Persisting data within a conversation with botframework’s dialogs

In the previous botframework article I covered the different types of responses available for the botframework. This article is going to touch on the Dialog and persisting information between subsequent messages.

So what’s a Dialog?

Dialogs can call child dialogs or send messages to a user. Dialogs are suspended when waiting for a message from the user to the bot. Dialogs are resumed when the bot receives a message from the user.

To create a Dialog, you must implement the IDialog<T> interface and make your dialog class serializable, something like this:

[Serializable]
public class HelloDialog : IDialog<object>
{
    protected int count = 1;

    public async Task StartAsync(IDialogContext context)
    {
        await context.PostAsync($"You're new!");
        context.Wait(MessageReceivedAsync);
    }

    public async Task MessageReceivedAsync(IDialogContext context, IAwaitable<IMessageActivity> argument)
    {
        var message = await argument;
        await context.PostAsync($"I've seen you {count++} times now, {message.From.Name}");
        context.Wait(MessageReceivedAsync);
    }
}

What I’m trying to show here is how the dialog handles an initial message from a new user, versus the continuation of a conversation with that same user.

In order to wire the dialog up to the MessagesController you need to reference Microsoft.Bot.Builder.Dialogs and use the Conversation.SendAsync() method:

public async Task<HttpResponseMessage> Post([FromBody]Activity activity)
{
    if (activity.Type == ActivityTypes.Message)
    {
        // needs a reference to Microsoft.Bot.Builder.Dialogs
        await Conversation.SendAsync(activity, () => new HelloDialog());
    }
    else
    {
        HandleSystemMessage(activity);
    }
    var response = Request.CreateResponse(HttpStatusCode.OK);
    return response;
}

With this implemented you should see something similar to the following conversation if you use the bot framework channel emulator:

dialog with basic state

The magic is in context.Wait:

context wait tooltip

Suspend the current dialog until the user has sent a message to the bot

So what we’ve done here is implement IDialog<T>’s StartAsync method, then tell the bot to hang around, waiting for another message in the same conversation from the same user using context.Wait.

Well, that sounds like stateful communication, right? Which sucks, since it inhibits scaling by requiring sticky sessions.

A-ha! But not quite, in this case; in something that hopefully doesn’t end up looking like viewstate, we have DialogState encoded in the context’s PrivateConversationData’s Bag:

dialogstate in the context's privateconversationdata

This will allow state to be carried around and the conversation continued without the user needing to be tied to a single instance of the bot. Nice.

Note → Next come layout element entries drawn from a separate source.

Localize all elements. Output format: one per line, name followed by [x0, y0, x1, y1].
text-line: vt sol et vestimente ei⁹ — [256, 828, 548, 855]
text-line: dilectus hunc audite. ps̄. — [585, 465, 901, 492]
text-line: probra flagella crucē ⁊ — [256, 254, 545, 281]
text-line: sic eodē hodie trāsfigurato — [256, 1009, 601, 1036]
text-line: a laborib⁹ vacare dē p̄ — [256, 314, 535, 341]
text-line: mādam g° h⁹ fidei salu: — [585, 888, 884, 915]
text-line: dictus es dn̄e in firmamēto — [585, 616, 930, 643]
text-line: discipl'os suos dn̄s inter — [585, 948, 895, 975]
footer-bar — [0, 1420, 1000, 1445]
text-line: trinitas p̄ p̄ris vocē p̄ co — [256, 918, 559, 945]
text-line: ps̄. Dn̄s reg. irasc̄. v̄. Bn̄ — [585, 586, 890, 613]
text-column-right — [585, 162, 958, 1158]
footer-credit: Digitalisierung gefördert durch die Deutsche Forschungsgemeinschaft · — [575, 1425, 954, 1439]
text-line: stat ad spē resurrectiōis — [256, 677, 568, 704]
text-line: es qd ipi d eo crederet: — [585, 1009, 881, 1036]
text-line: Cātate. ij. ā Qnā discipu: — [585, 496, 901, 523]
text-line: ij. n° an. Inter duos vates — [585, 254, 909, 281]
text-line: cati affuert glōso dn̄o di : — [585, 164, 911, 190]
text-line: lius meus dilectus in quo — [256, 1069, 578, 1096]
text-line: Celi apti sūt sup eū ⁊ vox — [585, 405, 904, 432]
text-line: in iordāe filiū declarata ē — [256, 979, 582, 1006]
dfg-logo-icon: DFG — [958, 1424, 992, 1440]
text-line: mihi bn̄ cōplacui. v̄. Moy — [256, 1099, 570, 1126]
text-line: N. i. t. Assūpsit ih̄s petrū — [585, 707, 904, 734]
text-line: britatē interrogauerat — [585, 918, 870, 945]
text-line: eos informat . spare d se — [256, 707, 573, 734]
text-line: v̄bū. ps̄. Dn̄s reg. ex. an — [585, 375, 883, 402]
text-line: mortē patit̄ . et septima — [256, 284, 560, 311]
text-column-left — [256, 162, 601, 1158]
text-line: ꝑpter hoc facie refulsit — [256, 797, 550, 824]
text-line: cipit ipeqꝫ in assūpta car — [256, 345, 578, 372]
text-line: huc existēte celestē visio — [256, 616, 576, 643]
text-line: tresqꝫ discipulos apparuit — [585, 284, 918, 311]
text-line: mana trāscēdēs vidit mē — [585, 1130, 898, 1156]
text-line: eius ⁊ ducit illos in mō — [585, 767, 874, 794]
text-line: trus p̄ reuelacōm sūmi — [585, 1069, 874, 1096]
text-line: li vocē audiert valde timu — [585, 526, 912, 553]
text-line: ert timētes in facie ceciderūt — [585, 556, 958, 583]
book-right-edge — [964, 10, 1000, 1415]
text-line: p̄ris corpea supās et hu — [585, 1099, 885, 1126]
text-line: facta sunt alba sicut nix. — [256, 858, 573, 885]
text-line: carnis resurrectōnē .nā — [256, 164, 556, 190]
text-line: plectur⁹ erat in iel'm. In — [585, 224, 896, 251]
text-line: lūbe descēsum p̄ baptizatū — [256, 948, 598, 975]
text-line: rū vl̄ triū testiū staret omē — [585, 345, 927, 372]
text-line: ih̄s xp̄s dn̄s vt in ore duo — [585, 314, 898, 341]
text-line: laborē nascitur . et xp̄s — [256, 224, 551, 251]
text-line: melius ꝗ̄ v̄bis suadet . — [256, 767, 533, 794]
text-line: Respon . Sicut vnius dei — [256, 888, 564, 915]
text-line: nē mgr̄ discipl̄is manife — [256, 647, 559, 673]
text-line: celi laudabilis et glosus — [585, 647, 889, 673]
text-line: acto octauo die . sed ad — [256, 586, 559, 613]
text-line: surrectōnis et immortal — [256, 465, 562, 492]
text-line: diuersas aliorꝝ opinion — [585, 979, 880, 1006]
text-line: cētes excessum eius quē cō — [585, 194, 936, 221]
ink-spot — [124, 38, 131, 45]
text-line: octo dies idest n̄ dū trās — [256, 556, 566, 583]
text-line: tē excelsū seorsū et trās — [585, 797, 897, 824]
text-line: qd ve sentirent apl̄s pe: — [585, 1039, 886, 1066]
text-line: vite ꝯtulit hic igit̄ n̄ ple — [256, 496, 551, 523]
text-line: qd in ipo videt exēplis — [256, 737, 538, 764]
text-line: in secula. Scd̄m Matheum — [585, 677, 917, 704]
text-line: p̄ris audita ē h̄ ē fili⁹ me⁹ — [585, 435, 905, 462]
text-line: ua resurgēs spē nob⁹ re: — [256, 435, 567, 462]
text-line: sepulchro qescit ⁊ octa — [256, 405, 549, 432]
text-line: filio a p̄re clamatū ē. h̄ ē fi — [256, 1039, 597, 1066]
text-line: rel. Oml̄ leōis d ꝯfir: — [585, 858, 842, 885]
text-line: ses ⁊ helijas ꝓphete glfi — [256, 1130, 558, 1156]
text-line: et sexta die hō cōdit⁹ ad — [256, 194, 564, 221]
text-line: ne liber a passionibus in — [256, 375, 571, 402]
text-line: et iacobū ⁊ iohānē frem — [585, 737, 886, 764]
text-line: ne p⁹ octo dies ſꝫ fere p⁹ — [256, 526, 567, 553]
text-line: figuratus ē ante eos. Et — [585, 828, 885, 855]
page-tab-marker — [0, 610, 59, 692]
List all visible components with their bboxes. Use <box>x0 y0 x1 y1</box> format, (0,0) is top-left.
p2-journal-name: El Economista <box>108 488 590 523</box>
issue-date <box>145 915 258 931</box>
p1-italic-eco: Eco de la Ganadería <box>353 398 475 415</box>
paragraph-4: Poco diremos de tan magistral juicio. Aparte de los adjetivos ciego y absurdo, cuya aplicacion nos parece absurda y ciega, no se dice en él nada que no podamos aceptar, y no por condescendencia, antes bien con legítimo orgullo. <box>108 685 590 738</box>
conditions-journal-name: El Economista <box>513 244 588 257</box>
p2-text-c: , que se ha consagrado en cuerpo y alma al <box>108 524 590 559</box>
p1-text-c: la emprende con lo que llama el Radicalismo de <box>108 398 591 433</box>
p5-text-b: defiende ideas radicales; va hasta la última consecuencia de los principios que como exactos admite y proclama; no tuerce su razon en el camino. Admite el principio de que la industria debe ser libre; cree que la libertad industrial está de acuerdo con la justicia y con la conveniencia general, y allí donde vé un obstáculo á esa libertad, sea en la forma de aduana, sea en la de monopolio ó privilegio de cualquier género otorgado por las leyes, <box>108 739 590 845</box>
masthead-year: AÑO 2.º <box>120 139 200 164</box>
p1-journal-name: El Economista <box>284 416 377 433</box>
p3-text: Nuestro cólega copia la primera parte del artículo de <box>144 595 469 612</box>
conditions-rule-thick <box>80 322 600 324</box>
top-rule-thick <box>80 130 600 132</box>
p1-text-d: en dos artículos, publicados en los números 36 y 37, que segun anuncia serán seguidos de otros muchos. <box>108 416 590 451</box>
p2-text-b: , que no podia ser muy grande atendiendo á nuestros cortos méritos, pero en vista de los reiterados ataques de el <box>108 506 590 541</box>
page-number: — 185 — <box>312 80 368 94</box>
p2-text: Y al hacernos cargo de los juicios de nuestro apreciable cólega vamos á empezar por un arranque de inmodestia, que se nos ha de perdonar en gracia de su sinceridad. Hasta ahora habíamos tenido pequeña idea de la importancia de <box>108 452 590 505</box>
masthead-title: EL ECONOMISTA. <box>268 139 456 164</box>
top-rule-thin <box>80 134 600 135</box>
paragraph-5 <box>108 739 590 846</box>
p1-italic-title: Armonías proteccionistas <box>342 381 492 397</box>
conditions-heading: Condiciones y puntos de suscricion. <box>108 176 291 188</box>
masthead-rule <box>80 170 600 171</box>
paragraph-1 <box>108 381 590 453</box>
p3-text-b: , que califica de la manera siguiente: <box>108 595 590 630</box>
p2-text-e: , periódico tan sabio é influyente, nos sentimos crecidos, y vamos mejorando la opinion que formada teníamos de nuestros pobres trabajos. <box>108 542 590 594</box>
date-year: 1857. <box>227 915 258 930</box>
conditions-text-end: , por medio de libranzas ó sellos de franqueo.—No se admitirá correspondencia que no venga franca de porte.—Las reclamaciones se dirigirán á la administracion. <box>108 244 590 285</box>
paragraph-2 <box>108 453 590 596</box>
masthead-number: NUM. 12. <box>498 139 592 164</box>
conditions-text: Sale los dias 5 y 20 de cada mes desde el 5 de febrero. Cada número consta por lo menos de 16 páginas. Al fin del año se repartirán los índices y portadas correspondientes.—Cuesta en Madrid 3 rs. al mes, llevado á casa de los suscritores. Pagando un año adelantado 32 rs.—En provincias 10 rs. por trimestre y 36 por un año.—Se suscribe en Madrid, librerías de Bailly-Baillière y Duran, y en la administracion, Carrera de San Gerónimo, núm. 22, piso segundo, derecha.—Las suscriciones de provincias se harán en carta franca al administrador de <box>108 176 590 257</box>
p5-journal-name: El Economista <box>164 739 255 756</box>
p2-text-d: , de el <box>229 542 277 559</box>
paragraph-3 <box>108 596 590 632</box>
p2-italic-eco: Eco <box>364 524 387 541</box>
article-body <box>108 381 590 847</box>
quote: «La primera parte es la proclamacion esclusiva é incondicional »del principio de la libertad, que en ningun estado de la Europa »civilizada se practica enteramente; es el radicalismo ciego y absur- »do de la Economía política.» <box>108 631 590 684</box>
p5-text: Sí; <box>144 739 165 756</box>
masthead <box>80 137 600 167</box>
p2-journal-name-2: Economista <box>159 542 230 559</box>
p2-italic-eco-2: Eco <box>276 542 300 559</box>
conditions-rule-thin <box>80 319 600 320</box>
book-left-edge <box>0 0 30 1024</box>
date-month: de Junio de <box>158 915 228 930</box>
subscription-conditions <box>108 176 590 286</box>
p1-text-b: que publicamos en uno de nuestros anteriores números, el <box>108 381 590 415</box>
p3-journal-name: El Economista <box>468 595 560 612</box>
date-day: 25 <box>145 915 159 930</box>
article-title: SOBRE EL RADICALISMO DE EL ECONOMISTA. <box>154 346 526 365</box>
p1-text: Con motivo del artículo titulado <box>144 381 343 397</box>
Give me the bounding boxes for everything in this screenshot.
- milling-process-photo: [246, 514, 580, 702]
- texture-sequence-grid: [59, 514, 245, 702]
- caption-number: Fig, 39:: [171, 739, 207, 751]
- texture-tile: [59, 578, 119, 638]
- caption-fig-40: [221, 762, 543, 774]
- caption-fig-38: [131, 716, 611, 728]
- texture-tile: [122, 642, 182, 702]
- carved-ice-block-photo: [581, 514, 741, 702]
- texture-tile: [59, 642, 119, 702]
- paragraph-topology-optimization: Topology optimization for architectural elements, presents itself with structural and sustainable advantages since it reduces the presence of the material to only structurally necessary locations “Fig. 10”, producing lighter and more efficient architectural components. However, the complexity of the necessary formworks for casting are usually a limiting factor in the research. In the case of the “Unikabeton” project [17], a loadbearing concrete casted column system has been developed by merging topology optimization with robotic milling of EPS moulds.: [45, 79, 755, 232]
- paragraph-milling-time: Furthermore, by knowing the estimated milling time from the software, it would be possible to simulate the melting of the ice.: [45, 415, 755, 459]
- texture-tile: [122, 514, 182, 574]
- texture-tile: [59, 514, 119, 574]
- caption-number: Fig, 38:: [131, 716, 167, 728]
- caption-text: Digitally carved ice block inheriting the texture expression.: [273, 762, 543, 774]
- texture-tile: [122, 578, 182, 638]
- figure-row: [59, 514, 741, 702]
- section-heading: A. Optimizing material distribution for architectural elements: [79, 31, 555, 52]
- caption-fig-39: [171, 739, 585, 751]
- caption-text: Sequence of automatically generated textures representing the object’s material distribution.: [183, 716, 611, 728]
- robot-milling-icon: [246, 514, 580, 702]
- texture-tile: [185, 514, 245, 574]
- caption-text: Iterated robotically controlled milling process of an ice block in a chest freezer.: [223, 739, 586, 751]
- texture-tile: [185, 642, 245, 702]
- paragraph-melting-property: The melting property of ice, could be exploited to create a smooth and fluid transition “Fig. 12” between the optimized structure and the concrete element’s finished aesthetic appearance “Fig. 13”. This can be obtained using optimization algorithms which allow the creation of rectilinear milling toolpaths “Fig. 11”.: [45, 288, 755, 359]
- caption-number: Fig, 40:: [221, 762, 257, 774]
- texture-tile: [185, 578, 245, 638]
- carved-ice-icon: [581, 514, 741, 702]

Let’s play with that a bit:

public async Task MessageReceivedAsync(IDialogContext context, IAwaitable<IMessageActivity> argument)
{
    int heresavalue = 1;
    if (!context.PrivateConversationData.TryGetValue<int>("countthingy", out heresavalue)) { heresavalue = 1; }

    var message = await argument;
    await context.PostAsync($"I've seen you {count++} times now, {message.From.Name} and also {heresavalue}");
    context.Wait(MessageReceivedAsync);

    context.PrivateConversationData.SetValue<int>("countthingy", heresavalue * 2);
}

Now we’re setting a variable heresavalue and doubling it for each message in the same conversation, just to show that the value is being persisted; after a few messages, it looks like this:

UDC in privateconversationdata

context.PrivateConversationData.SetValue<T> and context.PrivateConversationData.TryGetValue<T> mean we can push info into the databag and get it back again within the context of a one on one chat.

The same is also true for context.ConversationData, where the conversation is a group (i.e., the bot and more than one other user), instead of one-to-one.

Skype

What’s quite cool is how your Skype name is pulled out from message.From.Name when the bot is deployed to Skype

skype name being passed in the message

Summary

Hopefully this short article gave you an idea of how to implement a Dialog and how you can persist state within a conversation.

One thought on “Persisting data within a conversation with botframework’s dialogs

  1. Hello,

    Is there anyway to maintain some objects at the MessageController class? I am using LUIS and I want to fetch customer details when they send me the first message and then after I would like to skip the fetching function because the customer is already instantiated. However, I would need to do it at the MessageController level to keep one copy among all my dialogs.